Author : David W. Roubik
Publisher : Cambridge University Press
Page : 528 pages
File Size : 31,70 MB
Release : 1992-05-29
Category : Nature
ISBN : 9780521429092
Humans have been fascinated by bees for centuries. Bees display a wide spectrum of behaviours and ecological roles that have provided biologists with a vast amount of material for study. Among the types observed are both social and solitary bees, those that either pollinate or destroy flowers, and those that display traits allowing them to survive underwater. Others fly mainly at night, and some build their nests either in the ground or in the tallest rain forest trees. This highly acclaimed book summarises and interprets research from around the world on tropical bee diversity and draws together major themes in ecology, natural history and evolution. The numerous photographs and line illustrations, and the large reference section, qualify this book as a field guide and reference for workers in tropical and temperate research. The fascinating ecology and natural history of these bees will also provide absorbing reading for other ecologists and naturalists. This book was first published in 1989.
Author : Alfred Harker
Publisher :
Page : 414 pages
File Size : 40,24 MB
Release : 1909
Category : Igneous rocks
ISBN :
Author : Pliny (the Elder.)
Publisher :
Page : 576 pages
File Size : 26,22 MB
Release : 1855
Category : Science
ISBN :
Author : Nicholas J. Wade
Publisher : MIT Press
Page : 492 pages
File Size : 26,58 MB
Release : 2000-01-31
Category : Medical
ISBN : 9780262731294
This illustrated survey covers what Nicholas Wade calls the "observational era of vision," beginning with the Greek philosophers and ending with Wheatstone's description of the stereoscope in the late 1830s.
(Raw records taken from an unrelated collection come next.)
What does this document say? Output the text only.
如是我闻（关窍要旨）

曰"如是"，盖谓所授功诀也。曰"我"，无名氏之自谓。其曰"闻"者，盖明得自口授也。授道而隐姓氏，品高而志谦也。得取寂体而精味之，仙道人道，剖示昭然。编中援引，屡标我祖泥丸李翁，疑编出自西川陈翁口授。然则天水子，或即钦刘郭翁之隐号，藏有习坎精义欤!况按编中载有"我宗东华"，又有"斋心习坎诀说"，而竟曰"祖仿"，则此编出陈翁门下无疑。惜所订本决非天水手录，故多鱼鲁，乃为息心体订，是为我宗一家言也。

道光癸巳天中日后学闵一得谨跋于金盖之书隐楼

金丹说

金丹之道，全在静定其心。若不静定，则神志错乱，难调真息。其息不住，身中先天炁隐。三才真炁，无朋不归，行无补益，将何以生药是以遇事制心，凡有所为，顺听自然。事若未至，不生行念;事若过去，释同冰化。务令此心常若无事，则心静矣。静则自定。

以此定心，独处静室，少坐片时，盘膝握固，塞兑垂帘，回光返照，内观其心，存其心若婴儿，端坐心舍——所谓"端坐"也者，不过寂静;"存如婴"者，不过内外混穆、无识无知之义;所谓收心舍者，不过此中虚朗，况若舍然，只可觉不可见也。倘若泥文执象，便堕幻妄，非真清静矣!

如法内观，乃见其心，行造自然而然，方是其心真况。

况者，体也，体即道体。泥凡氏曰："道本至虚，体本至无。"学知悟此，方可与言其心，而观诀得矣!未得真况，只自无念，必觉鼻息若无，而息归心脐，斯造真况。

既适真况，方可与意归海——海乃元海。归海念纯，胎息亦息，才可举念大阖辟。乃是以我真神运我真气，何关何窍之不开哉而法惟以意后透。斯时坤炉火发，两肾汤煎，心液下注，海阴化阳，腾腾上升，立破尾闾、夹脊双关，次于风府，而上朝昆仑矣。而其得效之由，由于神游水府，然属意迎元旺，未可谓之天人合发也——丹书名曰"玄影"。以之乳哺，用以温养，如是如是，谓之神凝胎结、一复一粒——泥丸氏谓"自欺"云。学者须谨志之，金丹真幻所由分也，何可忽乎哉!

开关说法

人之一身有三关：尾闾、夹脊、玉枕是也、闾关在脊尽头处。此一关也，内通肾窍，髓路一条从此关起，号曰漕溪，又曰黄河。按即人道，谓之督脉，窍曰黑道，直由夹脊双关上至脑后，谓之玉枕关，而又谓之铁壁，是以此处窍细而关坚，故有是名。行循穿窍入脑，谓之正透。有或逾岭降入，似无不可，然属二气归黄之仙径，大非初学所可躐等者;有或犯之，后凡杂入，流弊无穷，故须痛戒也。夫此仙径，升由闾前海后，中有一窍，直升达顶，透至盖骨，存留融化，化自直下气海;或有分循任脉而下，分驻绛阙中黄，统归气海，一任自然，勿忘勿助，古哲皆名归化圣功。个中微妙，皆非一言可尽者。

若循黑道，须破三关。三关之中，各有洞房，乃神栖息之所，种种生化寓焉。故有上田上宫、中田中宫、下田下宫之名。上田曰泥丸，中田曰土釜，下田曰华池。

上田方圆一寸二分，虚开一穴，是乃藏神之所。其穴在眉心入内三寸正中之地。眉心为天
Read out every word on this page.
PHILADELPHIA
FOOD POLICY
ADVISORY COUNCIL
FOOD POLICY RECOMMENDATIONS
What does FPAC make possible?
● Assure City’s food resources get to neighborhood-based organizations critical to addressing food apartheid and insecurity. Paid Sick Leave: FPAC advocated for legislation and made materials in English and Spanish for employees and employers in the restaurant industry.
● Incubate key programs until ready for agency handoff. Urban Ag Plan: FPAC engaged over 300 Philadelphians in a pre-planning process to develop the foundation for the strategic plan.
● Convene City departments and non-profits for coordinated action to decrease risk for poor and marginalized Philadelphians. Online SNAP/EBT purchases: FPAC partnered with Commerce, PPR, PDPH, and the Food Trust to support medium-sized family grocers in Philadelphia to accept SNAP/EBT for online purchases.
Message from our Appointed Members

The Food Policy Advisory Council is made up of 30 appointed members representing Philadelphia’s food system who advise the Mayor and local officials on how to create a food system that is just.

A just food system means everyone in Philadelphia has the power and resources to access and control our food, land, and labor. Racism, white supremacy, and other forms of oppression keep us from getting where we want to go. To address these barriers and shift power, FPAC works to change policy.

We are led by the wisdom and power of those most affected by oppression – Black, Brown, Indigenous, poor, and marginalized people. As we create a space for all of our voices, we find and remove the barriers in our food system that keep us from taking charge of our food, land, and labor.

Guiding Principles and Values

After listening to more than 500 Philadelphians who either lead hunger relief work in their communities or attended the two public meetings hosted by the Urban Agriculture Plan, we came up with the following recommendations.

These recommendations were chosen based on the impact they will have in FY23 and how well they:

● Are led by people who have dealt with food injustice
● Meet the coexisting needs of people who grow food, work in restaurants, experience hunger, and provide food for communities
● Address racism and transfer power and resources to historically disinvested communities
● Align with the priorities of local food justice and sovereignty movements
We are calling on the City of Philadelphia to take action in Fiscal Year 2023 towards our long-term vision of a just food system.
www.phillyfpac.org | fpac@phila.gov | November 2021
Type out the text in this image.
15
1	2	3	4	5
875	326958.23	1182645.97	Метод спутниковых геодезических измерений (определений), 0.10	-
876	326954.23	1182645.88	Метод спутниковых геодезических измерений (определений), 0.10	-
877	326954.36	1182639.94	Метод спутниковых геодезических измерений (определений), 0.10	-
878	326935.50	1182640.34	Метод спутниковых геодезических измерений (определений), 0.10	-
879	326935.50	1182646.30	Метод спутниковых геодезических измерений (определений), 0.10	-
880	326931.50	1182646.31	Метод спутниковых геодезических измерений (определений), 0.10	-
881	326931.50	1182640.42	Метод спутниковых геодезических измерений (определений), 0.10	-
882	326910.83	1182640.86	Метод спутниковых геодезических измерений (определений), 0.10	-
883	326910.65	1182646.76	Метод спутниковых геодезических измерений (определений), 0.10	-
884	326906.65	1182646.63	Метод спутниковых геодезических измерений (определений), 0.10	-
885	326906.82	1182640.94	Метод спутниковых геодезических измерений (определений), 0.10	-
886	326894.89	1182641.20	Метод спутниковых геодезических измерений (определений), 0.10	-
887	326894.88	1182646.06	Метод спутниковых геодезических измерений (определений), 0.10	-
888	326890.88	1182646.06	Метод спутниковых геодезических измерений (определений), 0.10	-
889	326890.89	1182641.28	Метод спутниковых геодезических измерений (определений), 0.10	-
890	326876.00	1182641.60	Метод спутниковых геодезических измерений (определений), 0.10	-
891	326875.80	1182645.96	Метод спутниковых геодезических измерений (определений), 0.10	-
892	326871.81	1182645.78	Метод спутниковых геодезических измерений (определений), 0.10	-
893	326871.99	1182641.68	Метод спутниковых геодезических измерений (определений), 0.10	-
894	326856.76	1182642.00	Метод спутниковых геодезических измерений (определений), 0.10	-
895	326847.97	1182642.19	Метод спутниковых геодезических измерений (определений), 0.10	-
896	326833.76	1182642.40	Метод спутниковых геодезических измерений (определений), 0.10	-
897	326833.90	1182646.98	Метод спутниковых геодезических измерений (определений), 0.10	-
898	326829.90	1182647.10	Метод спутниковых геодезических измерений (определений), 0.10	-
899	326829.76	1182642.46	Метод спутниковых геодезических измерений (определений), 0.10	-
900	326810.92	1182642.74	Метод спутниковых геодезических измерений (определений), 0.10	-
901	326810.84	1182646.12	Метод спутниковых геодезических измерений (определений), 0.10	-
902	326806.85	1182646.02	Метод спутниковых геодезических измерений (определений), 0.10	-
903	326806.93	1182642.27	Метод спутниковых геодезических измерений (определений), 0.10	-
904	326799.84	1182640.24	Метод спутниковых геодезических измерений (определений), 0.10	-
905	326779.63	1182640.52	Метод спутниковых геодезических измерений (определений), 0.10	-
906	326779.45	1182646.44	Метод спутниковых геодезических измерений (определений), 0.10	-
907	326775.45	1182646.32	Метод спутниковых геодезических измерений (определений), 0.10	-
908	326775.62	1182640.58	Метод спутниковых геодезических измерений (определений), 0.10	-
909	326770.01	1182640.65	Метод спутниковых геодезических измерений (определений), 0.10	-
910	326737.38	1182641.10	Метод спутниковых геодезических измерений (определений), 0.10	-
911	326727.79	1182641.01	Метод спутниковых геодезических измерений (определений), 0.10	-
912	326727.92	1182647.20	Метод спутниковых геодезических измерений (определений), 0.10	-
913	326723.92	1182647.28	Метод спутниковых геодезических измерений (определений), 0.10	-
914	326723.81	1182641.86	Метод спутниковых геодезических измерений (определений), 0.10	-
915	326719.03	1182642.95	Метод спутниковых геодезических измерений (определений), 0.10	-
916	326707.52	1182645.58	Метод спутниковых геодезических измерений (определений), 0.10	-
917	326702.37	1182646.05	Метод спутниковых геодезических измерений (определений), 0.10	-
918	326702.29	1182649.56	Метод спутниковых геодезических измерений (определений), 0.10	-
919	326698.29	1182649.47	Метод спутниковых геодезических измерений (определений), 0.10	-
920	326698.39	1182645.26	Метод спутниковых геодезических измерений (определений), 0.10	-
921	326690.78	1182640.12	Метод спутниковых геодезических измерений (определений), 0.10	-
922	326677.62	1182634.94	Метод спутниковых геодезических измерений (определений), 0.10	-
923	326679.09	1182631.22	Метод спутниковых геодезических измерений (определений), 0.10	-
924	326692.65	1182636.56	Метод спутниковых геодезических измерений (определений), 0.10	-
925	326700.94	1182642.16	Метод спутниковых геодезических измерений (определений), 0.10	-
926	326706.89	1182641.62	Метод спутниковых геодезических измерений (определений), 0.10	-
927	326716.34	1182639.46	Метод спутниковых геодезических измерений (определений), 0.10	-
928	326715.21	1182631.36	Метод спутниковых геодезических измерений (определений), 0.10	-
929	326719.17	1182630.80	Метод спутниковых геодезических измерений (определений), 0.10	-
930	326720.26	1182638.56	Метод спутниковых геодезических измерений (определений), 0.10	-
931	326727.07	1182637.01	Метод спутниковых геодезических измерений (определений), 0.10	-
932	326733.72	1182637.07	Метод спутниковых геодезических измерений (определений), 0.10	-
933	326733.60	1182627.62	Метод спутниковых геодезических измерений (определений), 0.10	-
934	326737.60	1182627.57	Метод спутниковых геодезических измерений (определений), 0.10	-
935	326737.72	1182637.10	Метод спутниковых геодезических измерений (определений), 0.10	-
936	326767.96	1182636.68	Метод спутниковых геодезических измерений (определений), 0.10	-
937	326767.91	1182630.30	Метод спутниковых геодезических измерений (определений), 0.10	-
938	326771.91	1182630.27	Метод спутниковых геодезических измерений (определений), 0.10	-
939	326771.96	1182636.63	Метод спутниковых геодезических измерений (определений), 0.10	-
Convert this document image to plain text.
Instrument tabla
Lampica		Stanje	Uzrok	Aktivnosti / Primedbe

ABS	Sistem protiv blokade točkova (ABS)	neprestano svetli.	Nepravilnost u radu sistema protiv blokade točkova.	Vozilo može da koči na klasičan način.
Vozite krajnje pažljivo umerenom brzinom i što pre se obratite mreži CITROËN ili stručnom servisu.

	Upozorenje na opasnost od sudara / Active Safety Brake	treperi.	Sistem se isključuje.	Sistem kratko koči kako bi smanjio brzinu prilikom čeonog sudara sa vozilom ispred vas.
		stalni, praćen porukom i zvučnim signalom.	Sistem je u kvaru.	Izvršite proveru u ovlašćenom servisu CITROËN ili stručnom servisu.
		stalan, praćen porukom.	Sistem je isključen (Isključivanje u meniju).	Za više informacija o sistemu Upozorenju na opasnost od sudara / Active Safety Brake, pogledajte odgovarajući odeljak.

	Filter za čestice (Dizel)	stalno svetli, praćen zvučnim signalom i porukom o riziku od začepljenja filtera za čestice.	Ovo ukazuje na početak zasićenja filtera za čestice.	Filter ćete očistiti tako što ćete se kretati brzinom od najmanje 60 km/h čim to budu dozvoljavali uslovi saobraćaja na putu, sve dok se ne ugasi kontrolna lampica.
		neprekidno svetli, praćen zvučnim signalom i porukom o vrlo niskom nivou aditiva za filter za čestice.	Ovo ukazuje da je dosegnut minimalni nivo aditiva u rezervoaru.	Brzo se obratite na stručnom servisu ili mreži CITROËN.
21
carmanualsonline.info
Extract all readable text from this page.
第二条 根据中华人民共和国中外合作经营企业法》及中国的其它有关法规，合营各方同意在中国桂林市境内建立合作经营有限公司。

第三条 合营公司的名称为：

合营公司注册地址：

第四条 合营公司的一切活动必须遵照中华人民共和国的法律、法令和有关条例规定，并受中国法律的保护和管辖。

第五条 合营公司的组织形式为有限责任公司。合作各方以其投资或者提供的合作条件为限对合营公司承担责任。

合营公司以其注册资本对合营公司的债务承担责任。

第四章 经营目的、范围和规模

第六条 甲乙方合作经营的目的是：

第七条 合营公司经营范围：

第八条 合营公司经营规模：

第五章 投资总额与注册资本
Author : Sidney Frederic Harmer
Publisher :
Page : 648 pages
File Size : 31,62 MB
Release : 1909
Category : Zoology
ISBN :
Author : Juliana Chow
Publisher : Cambridge University Press
Page : 239 pages
File Size : 20,32 MB
Release : 2021-11-18
Category : Literary Criticism
ISBN : 1108997503
Nineteenth-Century American Literature and the Discourse of Natural History illuminates how literary experimentation with natural history provides penumbral views of environmental survival. The book brings together feminist revisions of scientific objectivity and critical race theory on diaspora to show how biogeography influenced material and metaphorical concepts of species and race. It also highlights how lesser known writers of color like Simon Pokagon and James McCune Smith connected species migration and mutability to forms of racial uplift. The book situates these literary visions of environmental fragility and survival amidst the development of Darwinian theories of evolution and against a westward expanding American settler colonialism.